Many children who might benefit from counseling will refuse psychiatric support recommended by the parent. Non-psychiatric adult supports at school, church, in the extended family, and among parents of their friends may provide support and may be the necessary vehicle for further referral. Some children cannot be allowed to refuse psychiatric assessment. A child psychiatrist must assess a child, who exhibits symptoms of depression, as observed by the parent or reported by other support people. Children who engage in reckless behavior, such as unsafe driving, staying out late in unknown locations, or substance abuse, should be professionally assessed and treated.

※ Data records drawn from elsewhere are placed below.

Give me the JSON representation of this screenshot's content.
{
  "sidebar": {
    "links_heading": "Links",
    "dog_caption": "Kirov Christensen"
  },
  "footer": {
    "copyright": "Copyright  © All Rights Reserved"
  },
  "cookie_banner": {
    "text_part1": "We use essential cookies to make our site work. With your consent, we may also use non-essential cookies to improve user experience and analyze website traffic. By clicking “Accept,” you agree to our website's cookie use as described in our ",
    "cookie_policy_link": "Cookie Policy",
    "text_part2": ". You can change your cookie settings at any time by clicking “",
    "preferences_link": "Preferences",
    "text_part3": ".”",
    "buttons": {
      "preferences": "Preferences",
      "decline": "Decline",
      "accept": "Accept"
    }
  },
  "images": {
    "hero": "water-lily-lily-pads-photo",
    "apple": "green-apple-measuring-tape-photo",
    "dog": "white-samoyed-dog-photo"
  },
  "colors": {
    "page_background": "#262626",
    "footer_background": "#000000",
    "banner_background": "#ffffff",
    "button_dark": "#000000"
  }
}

Clinicians who care for adults with cancer should ask about every patient's family. Ideally, cancer centers should have child trained mental health clinicians available to assist patients who have children. The training that child and adolescent psychiatrists receive makes them well prepared to work with these children and their families. If such programs are to flourish, then child psychiatrists must be their advocates. Funding access to a therapist, who understands development and coping in the challenging setting of serious medical illness, requires commitment from the institution. This commitment must be fostered by demonstrating the use of these guiding principles with clinicians. These guidelines can be taught to a wide range of clinicians. As child and adolescent psychiatrists, it is incumbent upon us to begin this as a grassroots effort, in order to prove that these principles are not only teachable but also highly effective. These principles enable us to help children cope with parental illness. As clinicians become more comfortable with parenting issues and recommendations, patients are more likely to be invited to share a range of concerns about their children. I have found initiating a parenting program to be a new arena for child psychiatry practice, which offers an opportunity to do enormously gratifying work.